Hafta boyunca Utaş Uşakspor maçı ne olur diye soran çevreme buradan 'bakın yanılmadım' demek istiyorum...
Maçtan birkaç gün önce sabah işe giderken Haber Gazetesi Dağıtım Servisi Müdürü Orçun Demirsoy ile istişare yapmıştık. Orçun abi koyu bir Samsunsporludur. 'Maç ne olur Salim' dediğinde ona 'Abi rahat ol bu maç bizim, hatta evi sat Samsunspor'a oyna demiştim. Tabi ki kendisi beni dinlemedi.
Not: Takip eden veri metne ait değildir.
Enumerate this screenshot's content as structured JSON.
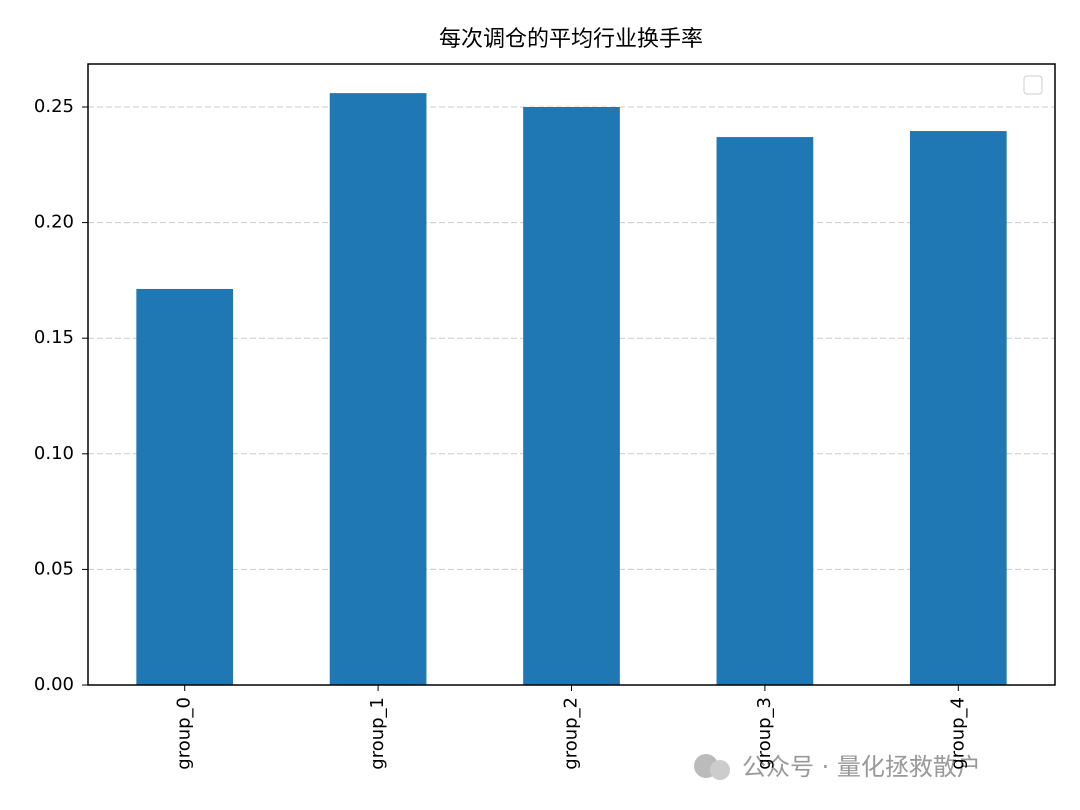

Dinleseydin şimdi ne iyi olurdu dimi abi..
Neyse dönelim maça…
Karşılaşma öncesi tahminim Uşak'tan rahat bir galibiyet alacağımız yönündeydi.
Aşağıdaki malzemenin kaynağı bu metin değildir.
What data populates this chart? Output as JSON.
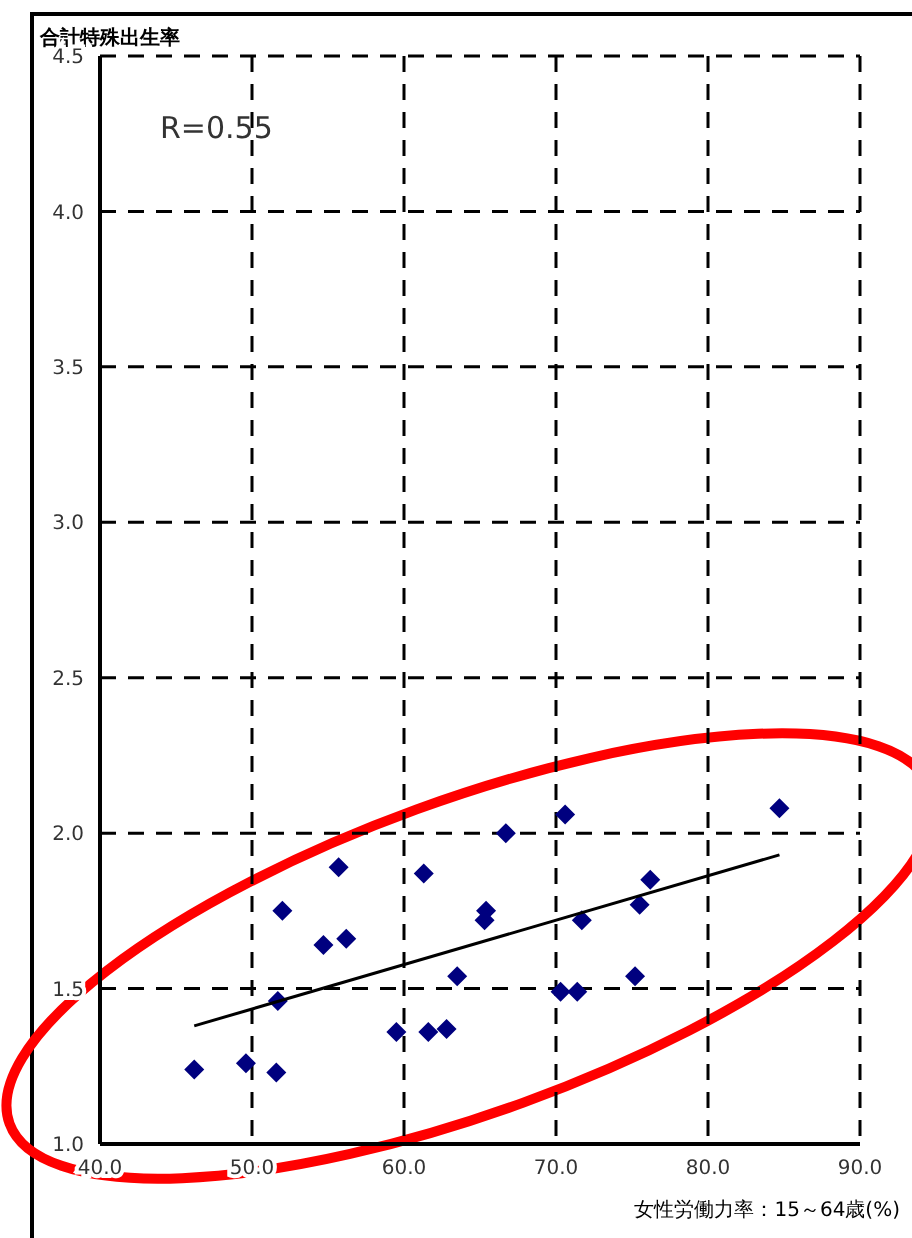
{
  "chart_data": {
    "type": "scatter",
    "ylabel": "合計特殊出生率",
    "xlabel": "女性労働力率：15～64歳(%)",
    "annotations": [
      "R=0.55"
    ],
    "xlim": [
      40,
      90
    ],
    "xticks": [
      {
        "value": 40,
        "label": "40.0"
      },
      {
        "value": 50,
        "label": "50.0"
      },
      {
        "value": 60,
        "label": "60.0"
      },
      {
        "value": 70,
        "label": "70.0"
      },
      {
        "value": 80,
        "label": "80.0"
      },
      {
        "value": 90,
        "label": "90.0"
      }
    ],
    "ylim": [
      1,
      4.5
    ],
    "yticks": [
      {
        "value": 1,
        "label": "1.0"
      },
      {
        "value": 1.5,
        "label": "1.5"
      },
      {
        "value": 2,
        "label": "2.0"
      },
      {
        "value": 2.5,
        "label": "2.5"
      },
      {
        "value": 3,
        "label": "3.0"
      },
      {
        "value": 3.5,
        "label": "3.5"
      },
      {
        "value": 4,
        "label": "4.0"
      },
      {
        "value": 4.5,
        "label": "4.5"
      }
    ],
    "grid": true,
    "marker": "diamond",
    "series": [
      {
        "color": "#00007f",
        "x": [
          46.2,
          49.6,
          51.6,
          51.7,
          52.0,
          54.7,
          55.7,
          56.2,
          59.5,
          61.3,
          61.6,
          62.8,
          63.5,
          65.3,
          65.4,
          66.7,
          70.3,
          70.6,
          71.4,
          71.7,
          75.2,
          75.5,
          76.2,
          84.7
        ],
        "values": [
          1.24,
          1.26,
          1.23,
          1.46,
          1.75,
          1.64,
          1.89,
          1.66,
          1.36,
          1.87,
          1.36,
          1.37,
          1.54,
          1.72,
          1.75,
          2.0,
          1.49,
          2.06,
          1.49,
          1.72,
          1.54,
          1.77,
          1.85,
          2.08
        ]
      },
      {
        "type": "line",
        "marker": "none",
        "color": "#000000",
        "x": [
          46.2,
          84.7
        ],
        "values": [
          1.38,
          1.93
        ]
      }
    ]
  }
}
Ki, son 7-8 dakikayı saymazsak eğer öyle de oldu. Biz ne zorluklar gördük ne maçlar oynadık. O yüzden Samsunspor'un zoru sevdiğini biliyordum. Başarıya giden yolda acıyı da katlanmalısınız. Bizde 15 haftada alınan 2 mağlubiyeti acımız olarak kabul ediyoruz. Bir kere şunu unutmamak lazım Kırmızı-Beyazlıların şu ana kadar deplasmanda hiç bileği bükülmedi. 15 haftada 33 puan toplandı. 2 yenilgimizi evimizde Sancaktepe Belediyespor ve Keçiörengücü'nden aldık. Samsunspor'la karşılaşacak olan ev sahibi takımlar maç öncesi ciddi bir baskı altında kalıyor bence. Bu baskıyı, iyiye ve kötüye çevirmek aslında onların elinde.
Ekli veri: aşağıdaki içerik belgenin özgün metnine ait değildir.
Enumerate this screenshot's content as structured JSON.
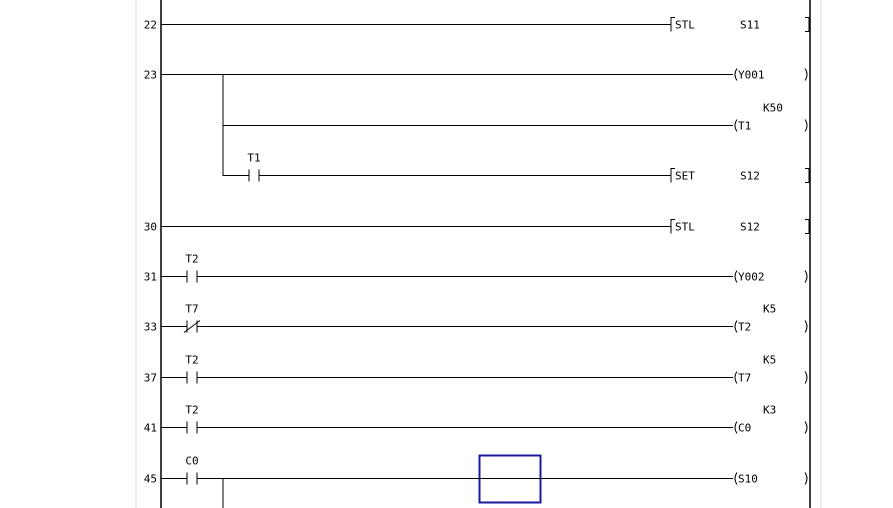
{
  "colors": {
    "line": "#000000",
    "frame": "#d8d8d8",
    "cursor": "#1a1aa0"
  },
  "rungs": [
    {
      "step": "22",
      "row": 0,
      "contacts": [],
      "output": {
        "type": "instruction",
        "op": "STL",
        "operand": "S11"
      }
    },
    {
      "step": "23",
      "row": 1,
      "contacts": [],
      "output": {
        "type": "coil",
        "device": "Y001"
      }
    },
    {
      "step": "",
      "row": 2,
      "branch": true,
      "contacts": [],
      "output": {
        "type": "coil",
        "device": "T1",
        "setting": "K50"
      }
    },
    {
      "step": "",
      "row": 3,
      "branch": true,
      "contacts": [
        {
          "device": "T1",
          "kind": "NO"
        }
      ],
      "output": {
        "type": "instruction",
        "op": "SET",
        "operand": "S12"
      }
    },
    {
      "step": "30",
      "row": 4,
      "contacts": [],
      "output": {
        "type": "instruction",
        "op": "STL",
        "operand": "S12"
      }
    },
    {
      "step": "31",
      "row": 5,
      "contacts": [
        {
          "device": "T2",
          "kind": "NO"
        }
      ],
      "output": {
        "type": "coil",
        "device": "Y002"
      }
    },
    {
      "step": "33",
      "row": 6,
      "contacts": [
        {
          "device": "T7",
          "kind": "NC"
        }
      ],
      "output": {
        "type": "coil",
        "device": "T2",
        "setting": "K5"
      }
    },
    {
      "step": "37",
      "row": 7,
      "contacts": [
        {
          "device": "T2",
          "kind": "NO"
        }
      ],
      "output": {
        "type": "coil",
        "device": "T7",
        "setting": "K5"
      }
    },
    {
      "step": "41",
      "row": 8,
      "contacts": [
        {
          "device": "T2",
          "kind": "NO"
        }
      ],
      "output": {
        "type": "coil",
        "device": "C0",
        "setting": "K3"
      }
    },
    {
      "step": "45",
      "row": 9,
      "contacts": [
        {
          "device": "C0",
          "kind": "NO"
        }
      ],
      "output": {
        "type": "coil",
        "device": "S10"
      },
      "branch_down": true
    }
  ]
}
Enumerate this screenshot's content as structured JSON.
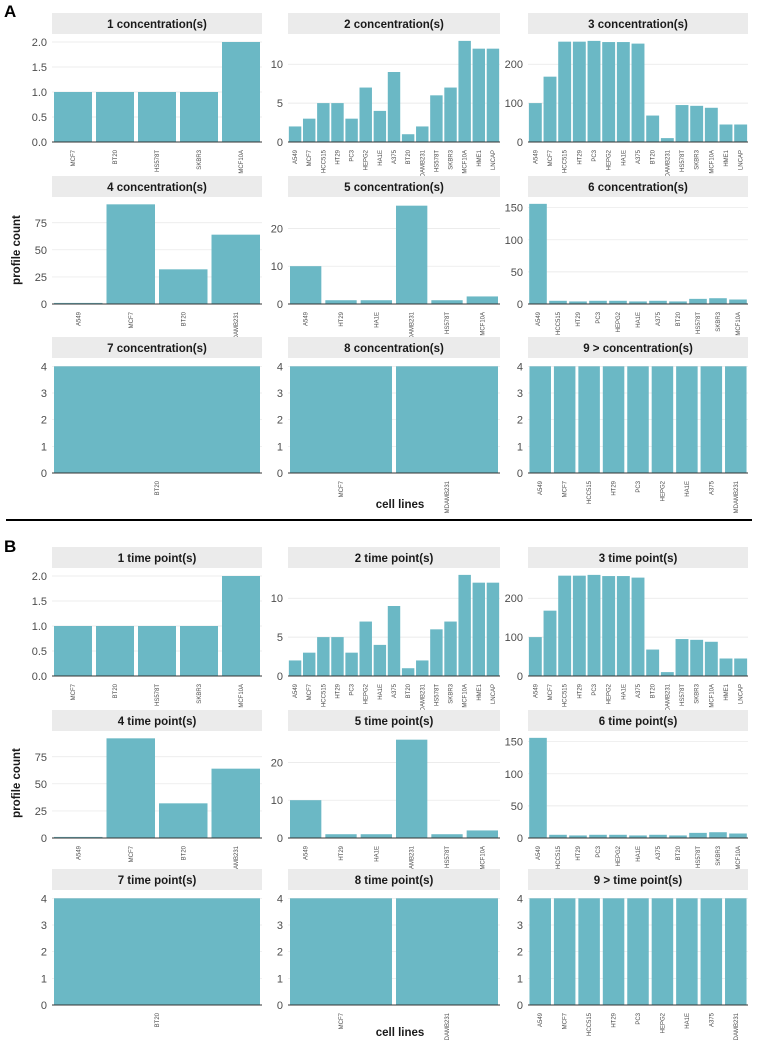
{
  "figure": {
    "bar_color": "#6bb8c5",
    "strip_color": "#ebebeb"
  },
  "chart_data": [
    {
      "section": "A",
      "type": "bar",
      "xlabel": "cell lines",
      "ylabel": "profile count",
      "facets": [
        {
          "title": "1  concentration(s)",
          "categories": [
            "MCF7",
            "BT20",
            "HS578T",
            "SKBR3",
            "MCF10A"
          ],
          "values": [
            1,
            1,
            1,
            1,
            2
          ],
          "ylim": [
            0,
            2.1
          ],
          "yticks": [
            0.0,
            0.5,
            1.0,
            1.5,
            2.0
          ],
          "ytick_labels": [
            "0.0",
            "0.5",
            "1.0",
            "1.5",
            "2.0"
          ]
        },
        {
          "title": "2  concentration(s)",
          "categories": [
            "A549",
            "MCF7",
            "HCC515",
            "HT29",
            "PC3",
            "HEPG2",
            "HA1E",
            "A375",
            "BT20",
            "MDAMB231",
            "HS578T",
            "SKBR3",
            "MCF10A",
            "HME1",
            "LNCAP"
          ],
          "values": [
            2,
            3,
            5,
            5,
            3,
            7,
            4,
            9,
            1,
            2,
            6,
            7,
            13,
            12,
            12
          ],
          "ylim": [
            0,
            13.5
          ],
          "yticks": [
            0,
            5,
            10
          ],
          "ytick_labels": [
            "0",
            "5",
            "10"
          ]
        },
        {
          "title": "3  concentration(s)",
          "categories": [
            "A549",
            "MCF7",
            "HCC515",
            "HT29",
            "PC3",
            "HEPG2",
            "HA1E",
            "A375",
            "BT20",
            "MDAMB231",
            "HS578T",
            "SKBR3",
            "MCF10A",
            "HME1",
            "LNCAP"
          ],
          "values": [
            100,
            168,
            258,
            258,
            260,
            257,
            257,
            253,
            68,
            10,
            95,
            93,
            88,
            45,
            45
          ],
          "ylim": [
            0,
            270
          ],
          "yticks": [
            0,
            100,
            200
          ],
          "ytick_labels": [
            "0",
            "100",
            "200"
          ]
        },
        {
          "title": "4  concentration(s)",
          "categories": [
            "A549",
            "MCF7",
            "BT20",
            "MDAMB231"
          ],
          "values": [
            1,
            92,
            32,
            64
          ],
          "ylim": [
            0,
            96
          ],
          "yticks": [
            0,
            25,
            50,
            75
          ],
          "ytick_labels": [
            "0",
            "25",
            "50",
            "75"
          ]
        },
        {
          "title": "5  concentration(s)",
          "categories": [
            "A549",
            "HT29",
            "HA1E",
            "MDAMB231",
            "HS578T",
            "MCF10A"
          ],
          "values": [
            10,
            1,
            1,
            26,
            1,
            2
          ],
          "ylim": [
            0,
            27.5
          ],
          "yticks": [
            0,
            10,
            20
          ],
          "ytick_labels": [
            "0",
            "10",
            "20"
          ]
        },
        {
          "title": "6  concentration(s)",
          "categories": [
            "A549",
            "HCC515",
            "HT29",
            "PC3",
            "HEPG2",
            "HA1E",
            "A375",
            "BT20",
            "HS578T",
            "SKBR3",
            "MCF10A"
          ],
          "values": [
            156,
            5,
            4,
            5,
            5,
            4,
            5,
            4,
            8,
            9,
            7
          ],
          "ylim": [
            0,
            162
          ],
          "yticks": [
            0,
            50,
            100,
            150
          ],
          "ytick_labels": [
            "0",
            "50",
            "100",
            "150"
          ]
        },
        {
          "title": "7  concentration(s)",
          "categories": [
            "BT20"
          ],
          "values": [
            4
          ],
          "ylim": [
            0,
            4.2
          ],
          "yticks": [
            0,
            1,
            2,
            3,
            4
          ],
          "ytick_labels": [
            "0",
            "1",
            "2",
            "3",
            "4"
          ]
        },
        {
          "title": "8  concentration(s)",
          "categories": [
            "MCF7",
            "MDAMB231"
          ],
          "values": [
            4,
            4
          ],
          "ylim": [
            0,
            4.2
          ],
          "yticks": [
            0,
            1,
            2,
            3,
            4
          ],
          "ytick_labels": [
            "0",
            "1",
            "2",
            "3",
            "4"
          ]
        },
        {
          "title": "9 >  concentration(s)",
          "categories": [
            "A549",
            "MCF7",
            "HCC515",
            "HT29",
            "PC3",
            "HEPG2",
            "HA1E",
            "A375",
            "MDAMB231"
          ],
          "values": [
            4,
            4,
            4,
            4,
            4,
            4,
            4,
            4,
            4
          ],
          "ylim": [
            0,
            4.2
          ],
          "yticks": [
            0,
            1,
            2,
            3,
            4
          ],
          "ytick_labels": [
            "0",
            "1",
            "2",
            "3",
            "4"
          ]
        }
      ]
    },
    {
      "section": "B",
      "type": "bar",
      "xlabel": "cell lines",
      "ylabel": "profile count",
      "facets": [
        {
          "title": "1  time point(s)",
          "categories": [
            "MCF7",
            "BT20",
            "HS578T",
            "SKBR3",
            "MCF10A"
          ],
          "values": [
            1,
            1,
            1,
            1,
            2
          ],
          "ylim": [
            0,
            2.1
          ],
          "yticks": [
            0.0,
            0.5,
            1.0,
            1.5,
            2.0
          ],
          "ytick_labels": [
            "0.0",
            "0.5",
            "1.0",
            "1.5",
            "2.0"
          ]
        },
        {
          "title": "2  time point(s)",
          "categories": [
            "A549",
            "MCF7",
            "HCC515",
            "HT29",
            "PC3",
            "HEPG2",
            "HA1E",
            "A375",
            "BT20",
            "MDAMB231",
            "HS578T",
            "SKBR3",
            "MCF10A",
            "HME1",
            "LNCAP"
          ],
          "values": [
            2,
            3,
            5,
            5,
            3,
            7,
            4,
            9,
            1,
            2,
            6,
            7,
            13,
            12,
            12
          ],
          "ylim": [
            0,
            13.5
          ],
          "yticks": [
            0,
            5,
            10
          ],
          "ytick_labels": [
            "0",
            "5",
            "10"
          ]
        },
        {
          "title": "3  time point(s)",
          "categories": [
            "A549",
            "MCF7",
            "HCC515",
            "HT29",
            "PC3",
            "HEPG2",
            "HA1E",
            "A375",
            "BT20",
            "MDAMB231",
            "HS578T",
            "SKBR3",
            "MCF10A",
            "HME1",
            "LNCAP"
          ],
          "values": [
            100,
            168,
            258,
            258,
            260,
            257,
            257,
            253,
            68,
            10,
            95,
            93,
            88,
            45,
            45
          ],
          "ylim": [
            0,
            270
          ],
          "yticks": [
            0,
            100,
            200
          ],
          "ytick_labels": [
            "0",
            "100",
            "200"
          ]
        },
        {
          "title": "4  time point(s)",
          "categories": [
            "A549",
            "MCF7",
            "BT20",
            "MDAMB231"
          ],
          "values": [
            1,
            92,
            32,
            64
          ],
          "ylim": [
            0,
            96
          ],
          "yticks": [
            0,
            25,
            50,
            75
          ],
          "ytick_labels": [
            "0",
            "25",
            "50",
            "75"
          ]
        },
        {
          "title": "5  time point(s)",
          "categories": [
            "A549",
            "HT29",
            "HA1E",
            "MDAMB231",
            "HS578T",
            "MCF10A"
          ],
          "values": [
            10,
            1,
            1,
            26,
            1,
            2
          ],
          "ylim": [
            0,
            27.5
          ],
          "yticks": [
            0,
            10,
            20
          ],
          "ytick_labels": [
            "0",
            "10",
            "20"
          ]
        },
        {
          "title": "6  time point(s)",
          "categories": [
            "A549",
            "HCC515",
            "HT29",
            "PC3",
            "HEPG2",
            "HA1E",
            "A375",
            "BT20",
            "HS578T",
            "SKBR3",
            "MCF10A"
          ],
          "values": [
            156,
            5,
            4,
            5,
            5,
            4,
            5,
            4,
            8,
            9,
            7
          ],
          "ylim": [
            0,
            162
          ],
          "yticks": [
            0,
            50,
            100,
            150
          ],
          "ytick_labels": [
            "0",
            "50",
            "100",
            "150"
          ]
        },
        {
          "title": "7  time point(s)",
          "categories": [
            "BT20"
          ],
          "values": [
            4
          ],
          "ylim": [
            0,
            4.2
          ],
          "yticks": [
            0,
            1,
            2,
            3,
            4
          ],
          "ytick_labels": [
            "0",
            "1",
            "2",
            "3",
            "4"
          ]
        },
        {
          "title": "8  time point(s)",
          "categories": [
            "MCF7",
            "MDAMB231"
          ],
          "values": [
            4,
            4
          ],
          "ylim": [
            0,
            4.2
          ],
          "yticks": [
            0,
            1,
            2,
            3,
            4
          ],
          "ytick_labels": [
            "0",
            "1",
            "2",
            "3",
            "4"
          ]
        },
        {
          "title": "9 >  time point(s)",
          "categories": [
            "A549",
            "MCF7",
            "HCC515",
            "HT29",
            "PC3",
            "HEPG2",
            "HA1E",
            "A375",
            "MDAMB231"
          ],
          "values": [
            4,
            4,
            4,
            4,
            4,
            4,
            4,
            4,
            4
          ],
          "ylim": [
            0,
            4.2
          ],
          "yticks": [
            0,
            1,
            2,
            3,
            4
          ],
          "ytick_labels": [
            "0",
            "1",
            "2",
            "3",
            "4"
          ]
        }
      ]
    }
  ]
}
Ama tabi ki biz izin verirsek...
Deplasmanda yenilmezlik serisi yakalamak gerçekten ciddi bir başarıdır. Bu yüzden Teknik Direktör Taner Taşkın'ı ve oyuncuları tebrik ediyorum.
Ama bazı isimler üzerinde bir disiplin otoritesinin kurulmasını gerek görüyorum. Kimse bireysel olarak bu takımda 'Messi'cilik' oynamaya kalkmasın.
Futbol bir takım oyunu ve bunu en iyi başaran amaçlarına ulaşır. Bu konuda Taner Taşkın'a iş düşüyor. Bazen bir oyuncu maç kazandırır size ama bazen de ciddi anlamda telafisi olmayan zararlar verir.
Netice itibariyle Utaş Uşakspor'u da kazasız belasız bir şekilde geride bıraktık. Gittikçe kızışan zirve yarışı bizlere de artık daha büyük heyecan yaşatıyor.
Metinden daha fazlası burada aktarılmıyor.